A vida de Lu Bu não era tao ruim, ele lutava contra Thor, caçava com Thor, lutava ao lado de Thor, dormia com Thor e convivia com Simo e Nostradamus, mais ate o guerreiro chines com o tempo via o qual merda era aquilo, ele era um maldito animal de estimação, um cachorri fiel ao deus nordico, e quando Simo se matou fora um desperta rude mais necessario para Lu Bu que começa a pensa em tudo e a sentir, o distanciamento emocional que sempre sentiu deu lugar a uma solidao, a apatia de seus dias deu lugar a melancolia, e aos poucos o guerreiro fora definhando, trocando a graça da luta pelo silencioso sofrimento, Lu Bu não se matou apropriadamente dito, ele apenas foi dormi para nunca mais acorda.
- Inanição e desidratação - O servo que examina o corpo de Lu Bu fala com Thor - São mortais para humano e agem rapido.
" A vida e vazia Thor, e motivos para vive la não cai do ceu, sao encontrados"

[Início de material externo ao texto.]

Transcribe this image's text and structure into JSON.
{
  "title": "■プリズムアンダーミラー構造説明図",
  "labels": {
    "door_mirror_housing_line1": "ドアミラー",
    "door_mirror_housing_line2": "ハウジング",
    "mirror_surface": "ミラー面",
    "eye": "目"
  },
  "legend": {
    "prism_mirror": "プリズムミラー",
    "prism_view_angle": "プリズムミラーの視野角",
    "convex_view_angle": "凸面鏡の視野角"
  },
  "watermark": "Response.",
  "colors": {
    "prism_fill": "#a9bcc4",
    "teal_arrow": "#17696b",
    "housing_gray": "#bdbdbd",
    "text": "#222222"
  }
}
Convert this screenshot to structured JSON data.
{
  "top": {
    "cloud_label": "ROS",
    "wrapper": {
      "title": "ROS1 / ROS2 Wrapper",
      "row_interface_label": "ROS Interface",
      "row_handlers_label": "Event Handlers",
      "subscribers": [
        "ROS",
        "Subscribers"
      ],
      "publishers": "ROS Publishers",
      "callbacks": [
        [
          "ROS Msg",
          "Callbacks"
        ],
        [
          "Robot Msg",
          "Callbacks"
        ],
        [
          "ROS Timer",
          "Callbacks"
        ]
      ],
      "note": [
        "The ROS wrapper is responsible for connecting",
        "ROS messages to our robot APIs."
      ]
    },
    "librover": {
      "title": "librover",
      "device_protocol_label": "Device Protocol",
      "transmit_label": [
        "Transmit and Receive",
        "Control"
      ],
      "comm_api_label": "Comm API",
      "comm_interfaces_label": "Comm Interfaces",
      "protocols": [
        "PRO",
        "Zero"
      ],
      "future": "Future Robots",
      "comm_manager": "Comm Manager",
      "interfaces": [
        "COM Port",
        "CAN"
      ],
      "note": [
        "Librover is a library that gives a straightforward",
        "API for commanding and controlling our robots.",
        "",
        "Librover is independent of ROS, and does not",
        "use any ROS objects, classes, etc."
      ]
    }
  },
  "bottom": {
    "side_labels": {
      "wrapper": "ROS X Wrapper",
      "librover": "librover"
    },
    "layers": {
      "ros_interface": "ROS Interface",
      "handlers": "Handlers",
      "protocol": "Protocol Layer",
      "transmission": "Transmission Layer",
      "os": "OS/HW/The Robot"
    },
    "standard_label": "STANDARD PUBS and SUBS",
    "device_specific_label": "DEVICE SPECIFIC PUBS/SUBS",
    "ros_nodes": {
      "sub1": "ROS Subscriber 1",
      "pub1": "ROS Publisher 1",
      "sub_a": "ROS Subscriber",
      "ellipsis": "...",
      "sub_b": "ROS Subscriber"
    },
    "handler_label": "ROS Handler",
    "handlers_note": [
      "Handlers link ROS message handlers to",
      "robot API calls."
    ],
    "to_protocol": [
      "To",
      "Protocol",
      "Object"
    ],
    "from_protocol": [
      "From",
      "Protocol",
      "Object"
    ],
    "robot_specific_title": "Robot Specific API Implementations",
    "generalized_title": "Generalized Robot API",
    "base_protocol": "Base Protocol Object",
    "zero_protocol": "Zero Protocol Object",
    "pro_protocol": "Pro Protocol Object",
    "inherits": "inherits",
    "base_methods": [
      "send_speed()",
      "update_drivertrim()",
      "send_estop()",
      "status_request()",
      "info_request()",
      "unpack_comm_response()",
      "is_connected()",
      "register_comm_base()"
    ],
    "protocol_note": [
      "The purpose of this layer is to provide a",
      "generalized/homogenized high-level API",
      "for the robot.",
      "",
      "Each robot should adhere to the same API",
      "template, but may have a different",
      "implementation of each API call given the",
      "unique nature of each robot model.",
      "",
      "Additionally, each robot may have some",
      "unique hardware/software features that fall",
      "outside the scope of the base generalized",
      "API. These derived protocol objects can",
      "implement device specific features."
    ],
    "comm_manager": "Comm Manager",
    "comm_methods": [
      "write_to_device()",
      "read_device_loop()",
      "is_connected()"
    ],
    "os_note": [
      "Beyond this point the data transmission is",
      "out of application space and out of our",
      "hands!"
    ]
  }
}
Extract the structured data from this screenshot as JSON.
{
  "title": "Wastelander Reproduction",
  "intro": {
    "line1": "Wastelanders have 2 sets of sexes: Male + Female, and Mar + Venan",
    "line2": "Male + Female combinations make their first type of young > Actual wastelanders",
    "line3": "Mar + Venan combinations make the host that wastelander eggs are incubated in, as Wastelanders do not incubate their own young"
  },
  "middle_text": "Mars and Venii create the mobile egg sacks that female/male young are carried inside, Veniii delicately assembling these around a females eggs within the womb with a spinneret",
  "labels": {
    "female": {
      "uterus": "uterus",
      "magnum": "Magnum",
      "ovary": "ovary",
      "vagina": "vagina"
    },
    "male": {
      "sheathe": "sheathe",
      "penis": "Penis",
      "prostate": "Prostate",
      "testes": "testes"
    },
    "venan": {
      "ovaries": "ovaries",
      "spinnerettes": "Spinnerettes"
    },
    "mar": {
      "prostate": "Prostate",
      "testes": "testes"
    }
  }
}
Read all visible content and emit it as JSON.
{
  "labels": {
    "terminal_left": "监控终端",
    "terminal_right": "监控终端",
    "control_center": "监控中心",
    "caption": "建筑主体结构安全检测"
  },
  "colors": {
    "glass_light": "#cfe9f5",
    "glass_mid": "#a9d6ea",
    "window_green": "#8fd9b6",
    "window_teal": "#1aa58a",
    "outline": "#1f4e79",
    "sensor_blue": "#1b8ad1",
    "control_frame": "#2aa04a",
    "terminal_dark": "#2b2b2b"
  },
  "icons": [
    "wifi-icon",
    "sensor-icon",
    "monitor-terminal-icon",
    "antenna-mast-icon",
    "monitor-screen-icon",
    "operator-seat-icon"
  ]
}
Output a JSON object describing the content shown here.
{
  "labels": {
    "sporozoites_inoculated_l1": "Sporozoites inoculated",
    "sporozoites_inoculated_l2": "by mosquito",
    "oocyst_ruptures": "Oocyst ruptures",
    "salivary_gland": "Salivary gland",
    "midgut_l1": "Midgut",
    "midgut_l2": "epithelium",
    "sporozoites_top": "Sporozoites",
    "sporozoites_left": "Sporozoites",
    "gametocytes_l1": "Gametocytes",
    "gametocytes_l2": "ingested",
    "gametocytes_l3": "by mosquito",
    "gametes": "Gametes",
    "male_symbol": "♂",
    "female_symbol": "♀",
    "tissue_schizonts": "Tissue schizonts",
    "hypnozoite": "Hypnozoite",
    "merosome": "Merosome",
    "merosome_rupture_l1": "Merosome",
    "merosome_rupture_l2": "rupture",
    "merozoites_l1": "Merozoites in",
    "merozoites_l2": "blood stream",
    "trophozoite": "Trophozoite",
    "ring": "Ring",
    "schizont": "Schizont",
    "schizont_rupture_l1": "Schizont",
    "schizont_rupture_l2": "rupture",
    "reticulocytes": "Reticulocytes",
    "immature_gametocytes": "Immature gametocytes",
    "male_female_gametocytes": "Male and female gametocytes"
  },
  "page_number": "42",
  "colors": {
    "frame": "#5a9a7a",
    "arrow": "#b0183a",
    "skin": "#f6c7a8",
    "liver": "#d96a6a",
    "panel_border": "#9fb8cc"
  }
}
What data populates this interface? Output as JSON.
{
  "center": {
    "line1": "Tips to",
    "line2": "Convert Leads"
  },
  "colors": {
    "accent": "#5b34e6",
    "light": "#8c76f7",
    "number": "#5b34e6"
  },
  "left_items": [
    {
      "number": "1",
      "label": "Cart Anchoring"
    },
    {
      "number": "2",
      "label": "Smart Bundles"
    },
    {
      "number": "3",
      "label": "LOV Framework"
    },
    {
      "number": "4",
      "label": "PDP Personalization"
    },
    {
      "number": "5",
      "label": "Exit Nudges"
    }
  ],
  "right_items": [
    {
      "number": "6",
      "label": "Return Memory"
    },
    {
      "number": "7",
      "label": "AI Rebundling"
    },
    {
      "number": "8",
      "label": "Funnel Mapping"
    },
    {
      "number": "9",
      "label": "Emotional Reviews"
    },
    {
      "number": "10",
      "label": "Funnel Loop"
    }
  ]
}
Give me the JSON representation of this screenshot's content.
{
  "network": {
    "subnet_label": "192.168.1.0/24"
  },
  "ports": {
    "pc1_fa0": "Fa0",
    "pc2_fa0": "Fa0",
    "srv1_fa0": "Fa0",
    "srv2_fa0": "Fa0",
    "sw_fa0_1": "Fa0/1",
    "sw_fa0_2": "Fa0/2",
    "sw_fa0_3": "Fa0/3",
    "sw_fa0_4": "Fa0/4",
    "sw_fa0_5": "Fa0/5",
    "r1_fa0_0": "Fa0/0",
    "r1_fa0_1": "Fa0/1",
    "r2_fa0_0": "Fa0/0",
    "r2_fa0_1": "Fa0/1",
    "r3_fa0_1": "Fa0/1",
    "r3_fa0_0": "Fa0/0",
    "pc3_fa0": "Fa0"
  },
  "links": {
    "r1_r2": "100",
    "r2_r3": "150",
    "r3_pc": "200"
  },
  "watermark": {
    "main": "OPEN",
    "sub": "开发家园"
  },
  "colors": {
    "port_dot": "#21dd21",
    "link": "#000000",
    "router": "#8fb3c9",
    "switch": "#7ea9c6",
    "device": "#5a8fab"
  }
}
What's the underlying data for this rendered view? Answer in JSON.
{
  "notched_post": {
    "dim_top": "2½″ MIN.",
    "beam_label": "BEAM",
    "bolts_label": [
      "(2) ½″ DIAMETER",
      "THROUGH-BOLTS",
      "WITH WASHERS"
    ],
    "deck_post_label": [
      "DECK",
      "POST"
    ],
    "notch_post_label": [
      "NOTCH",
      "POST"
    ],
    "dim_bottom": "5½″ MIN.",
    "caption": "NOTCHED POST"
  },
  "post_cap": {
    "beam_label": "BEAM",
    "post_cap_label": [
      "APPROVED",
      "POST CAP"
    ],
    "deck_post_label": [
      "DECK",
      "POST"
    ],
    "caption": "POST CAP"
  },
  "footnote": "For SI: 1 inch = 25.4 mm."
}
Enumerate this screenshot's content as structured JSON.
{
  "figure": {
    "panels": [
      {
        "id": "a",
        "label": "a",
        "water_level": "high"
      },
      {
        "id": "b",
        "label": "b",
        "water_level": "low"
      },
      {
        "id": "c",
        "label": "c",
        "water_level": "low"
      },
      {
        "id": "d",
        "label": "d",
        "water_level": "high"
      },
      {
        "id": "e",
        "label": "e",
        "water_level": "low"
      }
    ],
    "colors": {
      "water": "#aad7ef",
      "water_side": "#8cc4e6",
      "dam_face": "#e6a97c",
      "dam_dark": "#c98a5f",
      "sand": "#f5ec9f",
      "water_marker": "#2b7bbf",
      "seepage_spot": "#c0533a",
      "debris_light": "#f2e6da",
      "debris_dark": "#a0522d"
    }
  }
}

Nostradamus era o ultimo mortal vivo, Budha e Kintoki desapareceram quando ninguem olhava e ninguem se impprtava com um traidor e um humano, Nostradamus e o fardo de Odin, o velho deus pensou em tranca lo, mais a dor de cabeça que ele lhe causou ao destruir o Bisfrod, fez com que uma veia vingativa o fizesse fica com o pequeno profeta, quem imaginaria que o detestavel humano fosse tao inteligente, que as horas que passavam conversando, jogando xadrez ou so um ao lado do outro fosse estimadas pelo senhor do panteão nordico, com a onda de suicidio humanos Odin se preocupou mais logo se absteve dessas tolices, seu humano era diferente, livre ate certo ponto, mimado e cuidado, não havia o porque se matar, o porque o deixa.
Entao fora uma supresa quando ao entra na biblioteca o encontrou sentado em sua cadeira adormecido, ou era o wue parecia, Odin sorri suavemente mais para notando a bela hortencia azul nas maos do frances, uma flor bela e perigosa e a azul tinha um significado forte, sem precisa se aproxima Odin ja sabia o que veria, o rosto palido, labios sem cor e se abrisse a boca do profeta veria a cor azul da flor ingerida.
" Ne Dindin voce sabe o significado da Hortensia azul? Ela simboliza a serenidade, paz, harmonia, e em algumas culturas, um pedido de desculpas."
Sem os humanos a vida no Olympus se manteve igual, ninguem se importava, apenas quem os perdeu, esses deuses lamentavam e se perguntavam.
"O que poderiamos ter feito diferente? Porque nos deixaram? Não fomos o suficiente"
O tempo fora passando e aos pouco uma doença se espalhou pelos deuses, aos poucos perdiam seus poderes e força e seus corpos entrariam em um sono eterno se desfazendo, fora algo lento que logo se tornou um grande medo coletivo, ninguem sabia o que fazer ate alguem responder.
Qual cruel voces são - Uma voz feminina ecoa pelos salões de Valhala - Deuses egoistas e hipocritas, clamaram pela morte da raça humana mais guardaram amantes humanos, diga me minhas crianças, porque odiar uns e poupar outros, Deuses e humanos sao organismos co dependentes meus filhos, a doença que sofrem vem da perda dos humanos, voces se dependem, foram criados para co existir, humanos adoram os deuses e a natureza, uso ds força ao deus que mantem o equilibrio, uma engrenagem perfeita e sem isso tudo ruira, esse mumdo ja esta condenado aos poucos o mar secara, a terra ruira, o sol apagara e tudo desaparecerar mas posso os ajudar, reiniciarei a roda da criação, a raça humana retornara mais os deuses devem ser punidos, Valhala e o mundo mortal se tornaram um outra vez e cada deus tera um predestinado humano, ele sera seu grande amor mais seu toque sera como veneno para o mortal, voces viveram eternamemte em um ciclo de solidao, amor e perca, se lembrando de cada um dos momentos vividos para anciar pelo que ainda iram viver.... boa sorte meus filhos.